DS4DM Backend Components

The University of Mannheim team within the DS4DM project is developing the backend for the DS4DM RapidMiner Data Search Extension. The backend consists of four components.
The actual webservice:

  • DS4DM Webservice
    This webservice indexes and hosts a corpus of tabular data. Whenever the Rapidminer Data Search Extension requests a local table to be extended with an additional attribute, the webservice searches the corpus of tabular data for relevant tables (in our example: tables with company headquarter information) and returns these tables to the RapidMiner operator.

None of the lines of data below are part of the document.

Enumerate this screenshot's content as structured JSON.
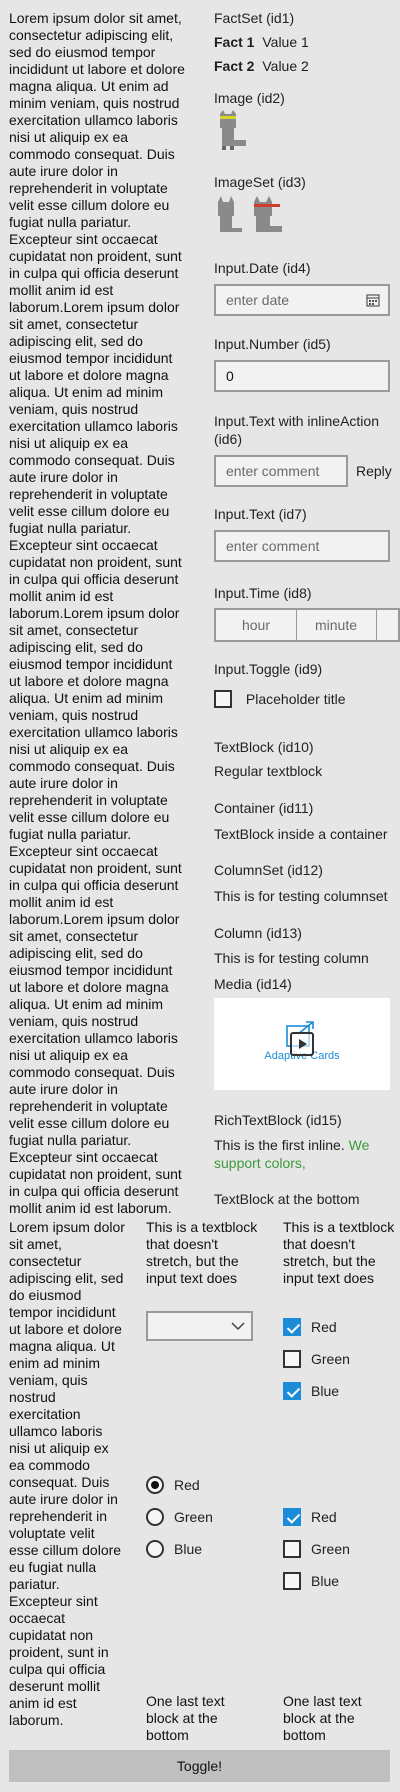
{
  "left_text": "Lorem ipsum dolor sit amet, consectetur adipiscing elit, sed do eiusmod tempor incididunt ut labore et dolore magna aliqua. Ut enim ad minim veniam, quis nostrud exercitation ullamco laboris nisi ut aliquip ex ea commodo consequat. Duis aute irure dolor in reprehenderit in voluptate velit esse cillum dolore eu fugiat nulla pariatur. Excepteur sint occaecat cupidatat non proident, sunt in culpa qui officia deserunt mollit anim id est laborum.Lorem ipsum dolor sit amet, consectetur adipiscing elit, sed do eiusmod tempor incididunt ut labore et dolore magna aliqua. Ut enim ad minim veniam, quis nostrud exercitation ullamco laboris nisi ut aliquip ex ea commodo consequat. Duis aute irure dolor in reprehenderit in voluptate velit esse cillum dolore eu fugiat nulla pariatur. Excepteur sint occaecat cupidatat non proident, sunt in culpa qui officia deserunt mollit anim id est laborum.Lorem ipsum dolor sit amet, consectetur adipiscing elit, sed do eiusmod tempor incididunt ut labore et dolore magna aliqua. Ut enim ad minim veniam, quis nostrud exercitation ullamco laboris nisi ut aliquip ex ea commodo consequat. Duis aute irure dolor in reprehenderit in voluptate velit esse cillum dolore eu fugiat nulla pariatur. Excepteur sint occaecat cupidatat non proident, sunt in culpa qui officia deserunt mollit anim id est laborum.Lorem ipsum dolor sit amet, consectetur adipiscing elit, sed do eiusmod tempor incididunt ut labore et dolore magna aliqua. Ut enim ad minim veniam, quis nostrud exercitation ullamco laboris nisi ut aliquip ex ea commodo consequat. Duis aute irure dolor in reprehenderit in voluptate velit esse cillum dolore eu fugiat nulla pariatur. Excepteur sint occaecat cupidatat non proident, sunt in culpa qui officia deserunt mollit anim id est laborum.",
  "right": {
    "factset_label": "FactSet (id1)",
    "facts": [
      {
        "title": "Fact 1",
        "value": "Value 1"
      },
      {
        "title": "Fact 2",
        "value": "Value 2"
      }
    ],
    "image_label": "Image (id2)",
    "imageset_label": "ImageSet (id3)",
    "date_label": "Input.Date (id4)",
    "date_placeholder": "enter date",
    "number_label": "Input.Number (id5)",
    "number_value": "0",
    "inline_label": "Input.Text with inlineAction (id6)",
    "inline_placeholder": "enter comment",
    "inline_action": "Reply",
    "text_label": "Input.Text (id7)",
    "text_placeholder": "enter comment",
    "time_label": "Input.Time (id8)",
    "time_hour": "hour",
    "time_minute": "minute",
    "toggle_label": "Input.Toggle (id9)",
    "toggle_title": "Placeholder title",
    "textblock_label": "TextBlock (id10)",
    "textblock_value": "Regular textblock",
    "container_label": "Container (id11)",
    "container_value": "TextBlock inside a container",
    "columnset_label": "ColumnSet (id12)",
    "columnset_value": "This is for testing columnset",
    "column_label": "Column (id13)",
    "column_value": "This is for testing column",
    "media_label": "Media (id14)",
    "media_caption": "Adaptive Cards",
    "richtext_label": "RichTextBlock (id15)",
    "richtext_plain": "This is the first inline.",
    "richtext_colored": "We support colors,",
    "richtext_color": "#3c9a3c",
    "bottom_text": "TextBlock at the bottom"
  },
  "bottom": {
    "col1_text": "Lorem ipsum dolor sit amet, consectetur adipiscing elit, sed do eiusmod tempor incididunt ut labore et dolore magna aliqua. Ut enim ad minim veniam, quis nostrud exercitation ullamco laboris nisi ut aliquip ex ea commodo consequat. Duis aute irure dolor in reprehenderit in voluptate velit esse cillum dolore eu fugiat nulla pariatur. Excepteur sint occaecat cupidatat non proident, sunt in culpa qui officia deserunt mollit anim id est laborum.",
    "col2_top": "This is a textblock that doesn't stretch, but the input text does",
    "col3_top": "This is a textblock that doesn't stretch, but the input text does",
    "col3_checks": [
      {
        "label": "Red",
        "checked": true
      },
      {
        "label": "Green",
        "checked": false
      },
      {
        "label": "Blue",
        "checked": true
      }
    ],
    "col2_radios": [
      {
        "label": "Red",
        "checked": true
      },
      {
        "label": "Green",
        "checked": false
      },
      {
        "label": "Blue",
        "checked": false
      }
    ],
    "col3_checks2": [
      {
        "label": "Red",
        "checked": true
      },
      {
        "label": "Green",
        "checked": false
      },
      {
        "label": "Blue",
        "checked": false
      }
    ],
    "col2_bottom": "One last text block at the bottom",
    "col3_bottom": "One last text block at the bottom",
    "toggle_button": "Toggle!"
  },
  "colors": {
    "accent": "#1a8cd8",
    "media_accent": "#1a8cd8"
  }
}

As well as three pre-processing components:

  • WebtableExtractor
    This component extracts tables from html pages and adds them to the webservice's data corpus.

  • IndexCreator
    This component indexes the data corpus. It relies on Lucene and allows the webservice to quickly search over the data corpus.

  • CorrespondenceCreator
    This pre-processing component discovers instance- and schema-level correspondences between tables in the corpus. These pre-calculated correspondences allow the webservice to return more complete results.


DS4DM Webservice

The webservice offers data search as well as repository maintainance functionality via a REST API.
The API specification is here. The Javadoc for the API-methods is here.

The most important methods are described in detail below:






Correspondence-based Search

(API specification, Javadoc)

The correspondence-based search method performs the same task as the keyword-based search: find tables that are relevant for table expansion within a repository of tabular data. The correspondence-based search however aims at achieving complete results by employing pre-calculated correspondences between the tables in the repository - see in the figure below. These schema- and instance- correspondences between tables in the repository are calculated during the creation of a repository. The method that is used to discover the correspondences is described below.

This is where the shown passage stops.